TG Issues, on being suicidal, and being psychotic
Because I took the senna last night, even though I had loose stool yesterday, I have been going to the bathroom most of the day. And I have been finding that my menses have returned for whatever reason. I am beyond pissed because I stopped the pill earlier this month because of bleeding. It’s the middle of the week so I can’t stop it, again, until Sunday. It’s only minor bleeding but still, it bothers me because it shouldn’t be happening. I am also wondering if this has played a part in me feeling super suicidal yesterday morning. I still feel suicidal but not to the degree I was yesterday. I was even ranting about being suicidal last night on Twitter.
I called my pdoc this afternoon to check in with her. I also needed some more trilafon. So far, it hasn’t been called in. It will be the only reason for me to go back out again today. I had gone to Starbucks for iced coffee, which didn’t help my bowel situation, but I wanted the cold brew coffee. I am going to be so sad when they discontinue it. I also got my burgers for lunch and dinner.
I told my pdoc that the voices are still kicking around but the trilafon is keeping them from getting worse. I really hope there isn’t a problem with the pharmacy like the last time or I am going to flip out. If anything, I need this medication to help keep me stable. It’s the only medication I am willing to take at this point. If I don’t get it, I will have to go in the hospital and that could get messy, especially with me bleeding. I HATE going into the hospital with feminine products while trying to be transgender. It’s just humiliation. I don’t know how long the bleed is going to last. I am really surprised I got it twice in the same month because I have been careful to try and keep it on schedule, give or take a half hour or so. I think there was one day where I took it really late because I took a nap. Other than that I have been keeping to a time table.
My therapist called. She is trying to see if we can have a session today but it doesn’t look likely, unless someone cancels. I told her flat out I was still suicidal. I don’t know if the hormones are playing a factor but she wants me to consider going to the Boston LGBTQ clinic. I have been hesitant to do so because I am not ready to go forth with my transition. Yesterday I got my birth certificate so at the end of July, I will be changing my name. I think once I get my name changed on every document, I might go with hormone treatment. Until then, it’s just waiting out the damn suicidal periods that come with being something I am not.

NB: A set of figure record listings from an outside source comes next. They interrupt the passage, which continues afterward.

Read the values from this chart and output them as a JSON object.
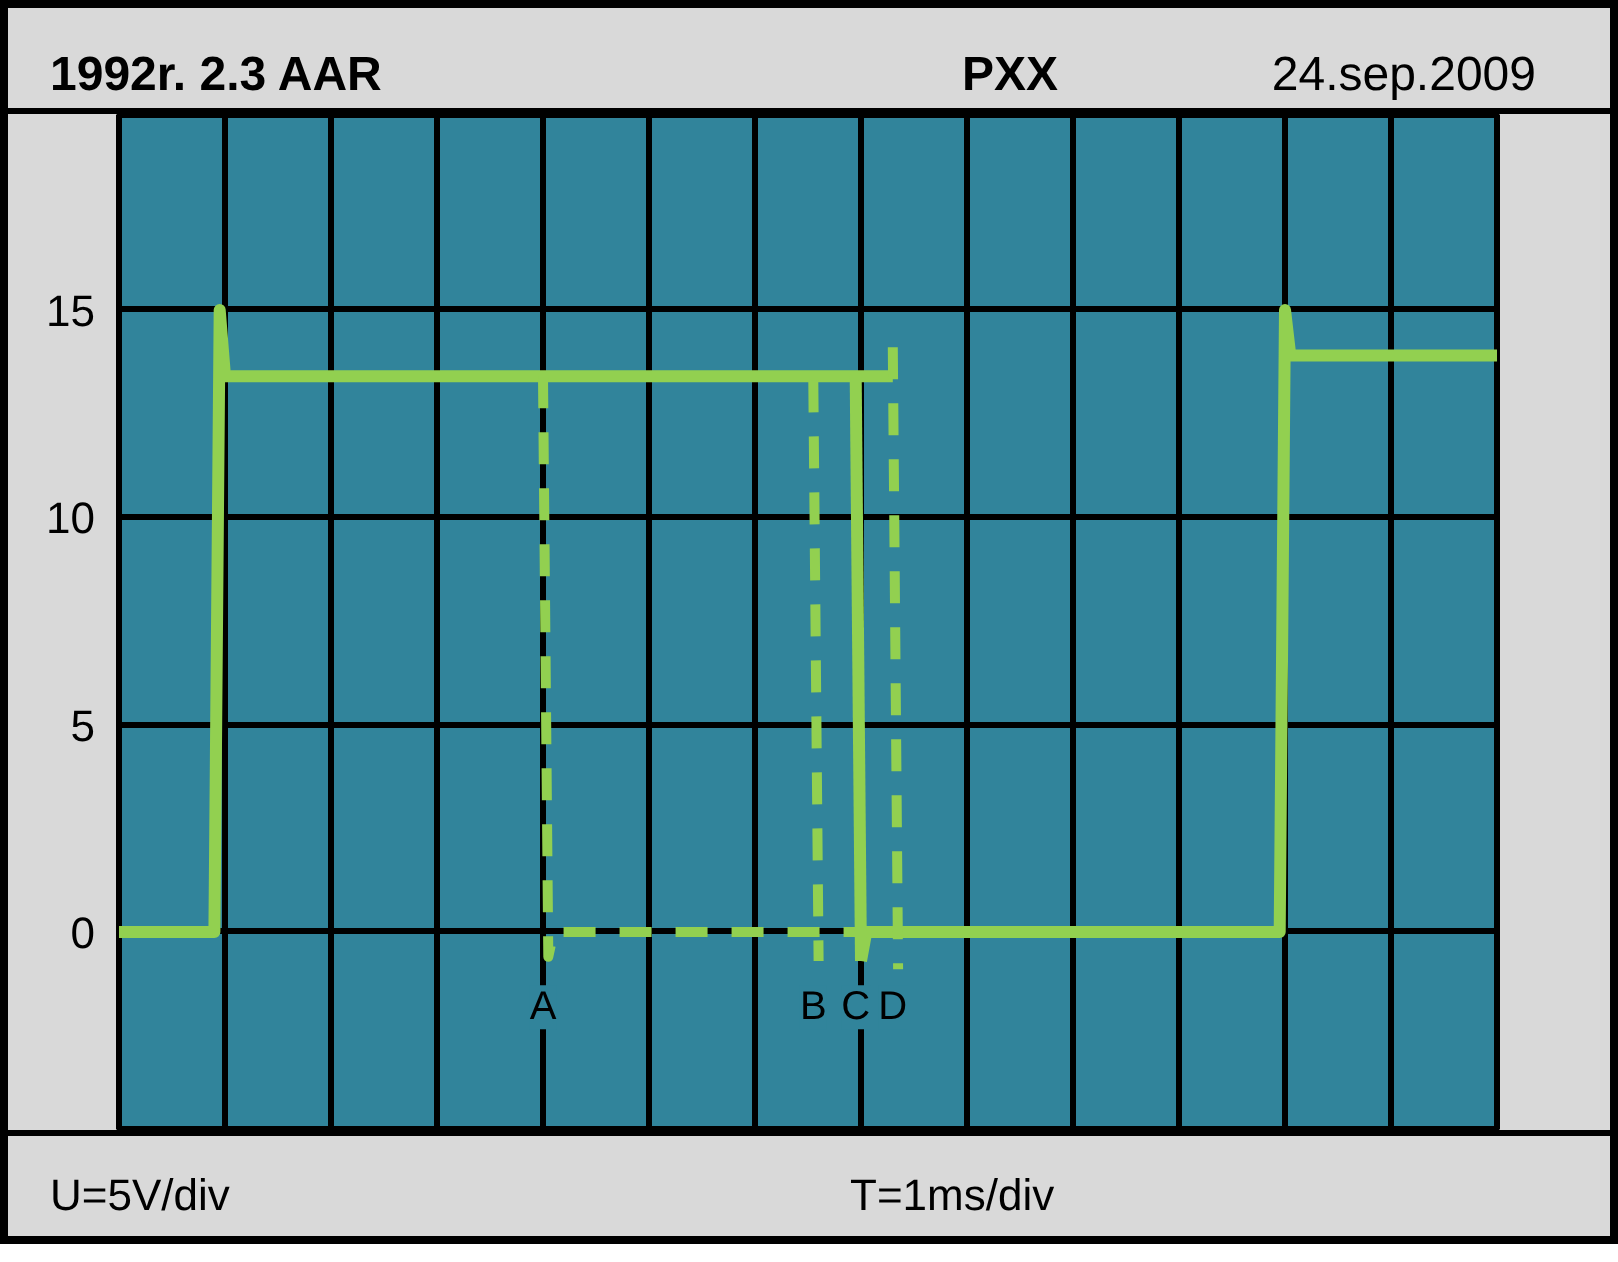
{
  "chart_data": {
    "type": "line",
    "title": "1992r. 2.3 AAR",
    "subtitle": "PXX",
    "xlabel": "T=1ms/div",
    "ylabel": "U=5V/div",
    "annotations": [
      "24.sep.2009"
    ],
    "categories": [
      null,
      null,
      null,
      null,
      null,
      null,
      null,
      null,
      null,
      null,
      null,
      null,
      null,
      null,
      null,
      null,
      null,
      null,
      null,
      null,
      null,
      null,
      null,
      null,
      null,
      null,
      null,
      null,
      null,
      null,
      null,
      null,
      null,
      null,
      null,
      null,
      null,
      null,
      null,
      null,
      null,
      null,
      null,
      null,
      null,
      null,
      null,
      null,
      null,
      null,
      null,
      null,
      null,
      null,
      null,
      null,
      null,
      null,
      null,
      null,
      null,
      null,
      null,
      null,
      null,
      null,
      null,
      null,
      null,
      null,
      null,
      null,
      null,
      null,
      null,
      null,
      null,
      null,
      null,
      null,
      null,
      null,
      null,
      null,
      null,
      null,
      null,
      null,
      null,
      null,
      null,
      null,
      null,
      null,
      null,
      null,
      null,
      null,
      null,
      null,
      null,
      null,
      null,
      null,
      null,
      null,
      null,
      null,
      null,
      null,
      null,
      null,
      null,
      null,
      null,
      null,
      null,
      null,
      null,
      null,
      null,
      null,
      null,
      null,
      null,
      null,
      null,
      null,
      null,
      null,
      null,
      null,
      null,
      null,
      null,
      null,
      null,
      null,
      null,
      null,
      null,
      null,
      null,
      null,
      null,
      null,
      null,
      null,
      null,
      null,
      null,
      null,
      null,
      null,
      null,
      null,
      null,
      null,
      null,
      null,
      null,
      null,
      null,
      null,
      null,
      null,
      null,
      null,
      null,
      null,
      null,
      null,
      null,
      null,
      null,
      null,
      null,
      null,
      null,
      null,
      null,
      null,
      null,
      null,
      null,
      null,
      null,
      null,
      null,
      null,
      null,
      null,
      null,
      null,
      null,
      null,
      null,
      null,
      null,
      null,
      null,
      null,
      null,
      null,
      null,
      null,
      null,
      null,
      null,
      null,
      null,
      null,
      null,
      null,
      null,
      null,
      null,
      null,
      null,
      null,
      null,
      null,
      null,
      null,
      null,
      null,
      null,
      null,
      null,
      null,
      null,
      null,
      null,
      null,
      null,
      null,
      null,
      null,
      null,
      null,
      null,
      null,
      null,
      null,
      null,
      null,
      null,
      null,
      null,
      null,
      null,
      null,
      null,
      null,
      null,
      null,
      null,
      null,
      null,
      null,
      null
    ],
    "ylim": [
      -4.8,
      19.7
    ],
    "yticks": [
      0,
      5,
      10,
      15
    ],
    "tick_labels": "y",
    "grid": true,
    "series": [
      {
        "color": "#92d050",
        "line_style": "solid",
        "values": [
          0,
          0,
          0,
          0,
          0,
          0,
          0,
          0,
          0,
          0,
          0,
          0,
          0,
          0,
          0,
          0,
          0,
          0,
          0,
          15,
          13.4,
          13.4,
          13.4,
          13.4,
          13.4,
          13.4,
          13.4,
          13.4,
          13.4,
          13.4,
          13.4,
          13.4,
          13.4,
          13.4,
          13.4,
          13.4,
          13.4,
          13.4,
          13.4,
          13.4,
          13.4,
          13.4,
          13.4,
          13.4,
          13.4,
          13.4,
          13.4,
          13.4,
          13.4,
          13.4,
          13.4,
          13.4,
          13.4,
          13.4,
          13.4,
          13.4,
          13.4,
          13.4,
          13.4,
          13.4,
          13.4,
          13.4,
          13.4,
          13.4,
          13.4,
          13.4,
          13.4,
          13.4,
          13.4,
          13.4,
          13.4,
          13.4,
          13.4,
          13.4,
          13.4,
          13.4,
          13.4,
          13.4,
          13.4,
          13.4,
          13.4,
          13.4,
          13.4,
          13.4,
          13.4,
          13.4,
          13.4,
          13.4,
          13.4,
          13.4,
          13.4,
          13.4,
          13.4,
          13.4,
          13.4,
          13.4,
          13.4,
          13.4,
          13.4,
          13.4,
          13.4,
          13.4,
          13.4,
          13.4,
          13.4,
          13.4,
          13.4,
          13.4,
          13.4,
          13.4,
          13.4,
          13.4,
          13.4,
          13.4,
          13.4,
          13.4,
          13.4,
          13.4,
          13.4,
          13.4,
          13.4,
          13.4,
          13.4,
          13.4,
          13.4,
          13.4,
          13.4,
          13.4,
          13.4,
          13.4,
          13.4,
          13.4,
          13.4,
          13.4,
          13.4,
          13.4,
          13.4,
          13.4,
          13.4,
          13.4,
          13.4,
          13.4,
          13.4,
          13.4,
          13.4,
          13.4,
          13.4,
          null,
          null,
          null,
          null,
          null,
          null,
          null,
          null,
          null,
          null,
          null,
          null,
          null,
          null,
          null,
          null,
          null,
          null,
          null,
          null,
          null,
          null,
          null,
          null,
          null,
          null,
          null,
          null,
          null,
          null,
          null,
          null,
          null,
          null,
          null,
          null,
          null,
          null,
          null,
          null,
          null,
          null,
          null,
          null,
          null,
          null,
          null,
          null,
          null,
          null,
          null,
          null,
          null,
          null,
          null,
          null,
          null,
          null,
          null,
          null,
          null,
          null,
          null,
          null,
          null,
          null,
          null,
          null,
          null,
          null,
          null,
          null,
          null,
          null,
          null,
          null,
          null,
          null,
          null,
          null,
          null,
          null,
          null,
          null,
          null,
          null,
          null,
          null,
          null,
          null,
          null,
          null,
          null,
          null,
          null,
          null,
          null,
          null,
          null,
          null,
          null,
          null,
          null,
          null,
          null,
          null,
          null,
          null,
          null,
          null,
          null,
          null,
          null,
          null
        ]
      },
      {
        "color": "#92d050",
        "line_style": "solid",
        "values": [
          null,
          null,
          null,
          null,
          null,
          null,
          null,
          null,
          null,
          null,
          null,
          null,
          null,
          null,
          null,
          null,
          null,
          null,
          null,
          null,
          null,
          null,
          null,
          null,
          null,
          null,
          null,
          null,
          null,
          null,
          null,
          null,
          null,
          null,
          null,
          null,
          null,
          null,
          null,
          null,
          null,
          null,
          null,
          null,
          null,
          null,
          null,
          null,
          null,
          null,
          null,
          null,
          null,
          null,
          null,
          null,
          null,
          null,
          null,
          null,
          null,
          null,
          null,
          null,
          null,
          null,
          null,
          null,
          null,
          null,
          null,
          null,
          null,
          null,
          null,
          null,
          null,
          null,
          null,
          null,
          null,
          null,
          null,
          null,
          null,
          null,
          null,
          null,
          null,
          null,
          null,
          null,
          null,
          null,
          null,
          null,
          null,
          null,
          null,
          null,
          null,
          null,
          null,
          null,
          null,
          null,
          null,
          null,
          null,
          null,
          null,
          null,
          null,
          null,
          null,
          null,
          null,
          null,
          null,
          null,
          null,
          null,
          null,
          null,
          null,
          null,
          null,
          null,
          null,
          null,
          null,
          null,
          null,
          null,
          null,
          null,
          null,
          null,
          null,
          null,
          -0.7,
          0,
          0,
          0,
          0,
          0,
          0,
          0,
          0,
          0,
          0,
          0,
          0,
          0,
          0,
          0,
          0,
          0,
          0,
          0,
          0,
          0,
          0,
          0,
          0,
          0,
          0,
          0,
          0,
          0,
          0,
          0,
          0,
          0,
          0,
          0,
          0,
          0,
          0,
          0,
          0,
          0,
          0,
          0,
          0,
          0,
          0,
          0,
          0,
          0,
          0,
          0,
          0,
          0,
          0,
          0,
          0,
          0,
          0,
          0,
          0,
          0,
          0,
          0,
          0,
          0,
          0,
          0,
          0,
          0,
          0,
          0,
          0,
          0,
          0,
          0,
          0,
          0,
          0,
          0,
          15,
          13.9,
          13.9,
          13.9,
          13.9,
          13.9,
          13.9,
          13.9,
          13.9,
          13.9,
          13.9,
          13.9,
          13.9,
          13.9,
          13.9,
          13.9,
          13.9,
          13.9,
          13.9,
          13.9,
          13.9,
          13.9,
          13.9,
          13.9,
          13.9,
          13.9,
          13.9,
          13.9,
          13.9,
          13.9,
          13.9,
          13.9,
          13.9,
          13.9,
          13.9,
          13.9,
          13.9,
          13.9,
          13.9,
          13.9,
          13.9
        ]
      },
      {
        "name": "A",
        "color": "#92d050",
        "line_style": "dashed",
        "values": [
          null,
          null,
          null,
          null,
          null,
          null,
          null,
          null,
          null,
          null,
          null,
          null,
          null,
          null,
          null,
          null,
          null,
          null,
          null,
          null,
          null,
          null,
          null,
          null,
          null,
          null,
          null,
          null,
          null,
          null,
          null,
          null,
          null,
          null,
          null,
          null,
          null,
          null,
          null,
          null,
          null,
          null,
          null,
          null,
          null,
          null,
          null,
          null,
          null,
          null,
          null,
          null,
          null,
          null,
          null,
          null,
          null,
          null,
          null,
          null,
          null,
          null,
          null,
          null,
          null,
          null,
          null,
          null,
          null,
          null,
          null,
          null,
          null,
          null,
          null,
          null,
          null,
          null,
          null,
          null,
          13.4,
          -0.6,
          0,
          0,
          0,
          0,
          0,
          0,
          0,
          0,
          0,
          0,
          0,
          0,
          0,
          0,
          0,
          0,
          0,
          0,
          0,
          0,
          0,
          0,
          0,
          0,
          0,
          0,
          0,
          0,
          0,
          0,
          0,
          0,
          0,
          0,
          0,
          0,
          0,
          0,
          0,
          0,
          0,
          0,
          0,
          0,
          0,
          0,
          0,
          0,
          0,
          0,
          0,
          0,
          0,
          0,
          0,
          0,
          0,
          0,
          0,
          null,
          null,
          null,
          null,
          null,
          null,
          null,
          null,
          null,
          null,
          null,
          null,
          null,
          null,
          null,
          null,
          null,
          null,
          null,
          null,
          null,
          null,
          null,
          null,
          null,
          null,
          null,
          null,
          null,
          null,
          null,
          null,
          null,
          null,
          null,
          null,
          null,
          null,
          null,
          null,
          null,
          null,
          null,
          null,
          null,
          null,
          null,
          null,
          null,
          null,
          null,
          null,
          null,
          null,
          null,
          null,
          null,
          null,
          null,
          null,
          null,
          null,
          null,
          null,
          null,
          null,
          null,
          null,
          null,
          null,
          null,
          null,
          null,
          null,
          null,
          null,
          null,
          null,
          null,
          null,
          null,
          null,
          null,
          null,
          null,
          null,
          null,
          null,
          null,
          null,
          null,
          null,
          null,
          null,
          null,
          null,
          null,
          null,
          null,
          null,
          null,
          null,
          null,
          null,
          null,
          null,
          null,
          null,
          null,
          null,
          null,
          null,
          null,
          null,
          null,
          null,
          null,
          null,
          null,
          null
        ]
      },
      {
        "name": "B",
        "color": "#92d050",
        "line_style": "dashed",
        "values": [
          null,
          null,
          null,
          null,
          null,
          null,
          null,
          null,
          null,
          null,
          null,
          null,
          null,
          null,
          null,
          null,
          null,
          null,
          null,
          null,
          null,
          null,
          null,
          null,
          null,
          null,
          null,
          null,
          null,
          null,
          null,
          null,
          null,
          null,
          null,
          null,
          null,
          null,
          null,
          null,
          null,
          null,
          null,
          null,
          null,
          null,
          null,
          null,
          null,
          null,
          null,
          null,
          null,
          null,
          null,
          null,
          null,
          null,
          null,
          null,
          null,
          null,
          null,
          null,
          null,
          null,
          null,
          null,
          null,
          null,
          null,
          null,
          null,
          null,
          null,
          null,
          null,
          null,
          null,
          null,
          null,
          null,
          null,
          null,
          null,
          null,
          null,
          null,
          null,
          null,
          null,
          null,
          null,
          null,
          null,
          null,
          null,
          null,
          null,
          null,
          null,
          null,
          null,
          null,
          null,
          null,
          null,
          null,
          null,
          null,
          null,
          null,
          null,
          null,
          null,
          null,
          null,
          null,
          null,
          null,
          null,
          null,
          null,
          null,
          null,
          null,
          null,
          null,
          null,
          null,
          null,
          13.3,
          -0.7,
          null,
          null,
          null,
          null,
          null,
          null,
          null,
          null,
          null,
          null,
          null,
          null,
          null,
          null,
          null,
          null,
          null,
          null,
          null,
          null,
          null,
          null,
          null,
          null,
          null,
          null,
          null,
          null,
          null,
          null,
          null,
          null,
          null,
          null,
          null,
          null,
          null,
          null,
          null,
          null,
          null,
          null,
          null,
          null,
          null,
          null,
          null,
          null,
          null,
          null,
          null,
          null,
          null,
          null,
          null,
          null,
          null,
          null,
          null,
          null,
          null,
          null,
          null,
          null,
          null,
          null,
          null,
          null,
          null,
          null,
          null,
          null,
          null,
          null,
          null,
          null,
          null,
          null,
          null,
          null,
          null,
          null,
          null,
          null,
          null,
          null,
          null,
          null,
          null,
          null,
          null,
          null,
          null,
          null,
          null,
          null,
          null,
          null,
          null,
          null,
          null,
          null,
          null,
          null,
          null,
          null,
          null,
          null,
          null,
          null,
          null,
          null,
          null,
          null,
          null,
          null,
          null,
          null,
          null,
          null,
          null,
          null,
          null,
          null,
          null,
          null,
          null,
          null
        ]
      },
      {
        "name": "C",
        "color": "#92d050",
        "line_style": "solid",
        "values": [
          null,
          null,
          null,
          null,
          null,
          null,
          null,
          null,
          null,
          null,
          null,
          null,
          null,
          null,
          null,
          null,
          null,
          null,
          null,
          null,
          null,
          null,
          null,
          null,
          null,
          null,
          null,
          null,
          null,
          null,
          null,
          null,
          null,
          null,
          null,
          null,
          null,
          null,
          null,
          null,
          null,
          null,
          null,
          null,
          null,
          null,
          null,
          null,
          null,
          null,
          null,
          null,
          null,
          null,
          null,
          null,
          null,
          null,
          null,
          null,
          null,
          null,
          null,
          null,
          null,
          null,
          null,
          null,
          null,
          null,
          null,
          null,
          null,
          null,
          null,
          null,
          null,
          null,
          null,
          null,
          null,
          null,
          null,
          null,
          null,
          null,
          null,
          null,
          null,
          null,
          null,
          null,
          null,
          null,
          null,
          null,
          null,
          null,
          null,
          null,
          null,
          null,
          null,
          null,
          null,
          null,
          null,
          null,
          null,
          null,
          null,
          null,
          null,
          null,
          null,
          null,
          null,
          null,
          null,
          null,
          null,
          null,
          null,
          null,
          null,
          null,
          null,
          null,
          null,
          null,
          null,
          null,
          null,
          null,
          null,
          null,
          null,
          null,
          null,
          13.4,
          -0.7,
          null,
          null,
          null,
          null,
          null,
          null,
          null,
          null,
          null,
          null,
          null,
          null,
          null,
          null,
          null,
          null,
          null,
          null,
          null,
          null,
          null,
          null,
          null,
          null,
          null,
          null,
          null,
          null,
          null,
          null,
          null,
          null,
          null,
          null,
          null,
          null,
          null,
          null,
          null,
          null,
          null,
          null,
          null,
          null,
          null,
          null,
          null,
          null,
          null,
          null,
          null,
          null,
          null,
          null,
          null,
          null,
          null,
          null,
          null,
          null,
          null,
          null,
          null,
          null,
          null,
          null,
          null,
          null,
          null,
          null,
          null,
          null,
          null,
          null,
          null,
          null,
          null,
          null,
          null,
          null,
          null,
          null,
          null,
          null,
          null,
          null,
          null,
          null,
          null,
          null,
          null,
          null,
          null,
          null,
          null,
          null,
          null,
          null,
          null,
          null,
          null,
          null,
          null,
          null,
          null,
          null,
          null,
          null,
          null,
          null,
          null,
          null,
          null,
          null,
          null,
          null,
          null,
          null,
          null,
          null
        ]
      },
      {
        "name": "D",
        "color": "#92d050",
        "line_style": "dashed",
        "values": [
          null,
          null,
          null,
          null,
          null,
          null,
          null,
          null,
          null,
          null,
          null,
          null,
          null,
          null,
          null,
          null,
          null,
          null,
          null,
          null,
          null,
          null,
          null,
          null,
          null,
          null,
          null,
          null,
          null,
          null,
          null,
          null,
          null,
          null,
          null,
          null,
          null,
          null,
          null,
          null,
          null,
          null,
          null,
          null,
          null,
          null,
          null,
          null,
          null,
          null,
          null,
          null,
          null,
          null,
          null,
          null,
          null,
          null,
          null,
          null,
          null,
          null,
          null,
          null,
          null,
          null,
          null,
          null,
          null,
          null,
          null,
          null,
          null,
          null,
          null,
          null,
          null,
          null,
          null,
          null,
          null,
          null,
          null,
          null,
          null,
          null,
          null,
          null,
          null,
          null,
          null,
          null,
          null,
          null,
          null,
          null,
          null,
          null,
          null,
          null,
          null,
          null,
          null,
          null,
          null,
          null,
          null,
          null,
          null,
          null,
          null,
          null,
          null,
          null,
          null,
          null,
          null,
          null,
          null,
          null,
          null,
          null,
          null,
          null,
          null,
          null,
          null,
          null,
          null,
          null,
          null,
          null,
          null,
          null,
          null,
          null,
          null,
          null,
          null,
          null,
          null,
          null,
          null,
          null,
          null,
          null,
          14.1,
          -0.9,
          null,
          null,
          null,
          null,
          null,
          null,
          null,
          null,
          null,
          null,
          null,
          null,
          null,
          null,
          null,
          null,
          null,
          null,
          null,
          null,
          null,
          null,
          null,
          null,
          null,
          null,
          null,
          null,
          null,
          null,
          null,
          null,
          null,
          null,
          null,
          null,
          null,
          null,
          null,
          null,
          null,
          null,
          null,
          null,
          null,
          null,
          null,
          null,
          null,
          null,
          null,
          null,
          null,
          null,
          null,
          null,
          null,
          null,
          null,
          null,
          null,
          null,
          null,
          null,
          null,
          null,
          null,
          null,
          null,
          null,
          null,
          null,
          null,
          null,
          null,
          null,
          null,
          null,
          null,
          null,
          null,
          null,
          null,
          null,
          null,
          null,
          null,
          null,
          null,
          null,
          null,
          null,
          null,
          null,
          null,
          null,
          null,
          null,
          null,
          null,
          null,
          null,
          null,
          null,
          null,
          null,
          null,
          null,
          null,
          null,
          null,
          null,
          null
        ]
      }
    ]
  }
}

Last night or the night before I was reading my blogs. I found out that the voices have been active since January. They are active all the time but for me to make note of them being especially noisy is a cause of concern because a couple days later is when I marked when my depression started. This means the voices have been going on longer than I thought, which is why I am so psychotic and paranoid. Granted the events of what happened in Orlando and Istanbul haven’t helped ease my paranoia but it’s starting to look like I might need a hospitalization sooner rather than later. I just don’t want all the voices to go away because then I will feel lonely and sad. I really don’t feel that messed up. It’s only when they want me to take more pills that things get out of hand. But the trilafon keeps those voices at bay. I don’t see my psychiatrist until next Friday. I wish I was seeing her tomorrow. I might page her again, if I feel like talking.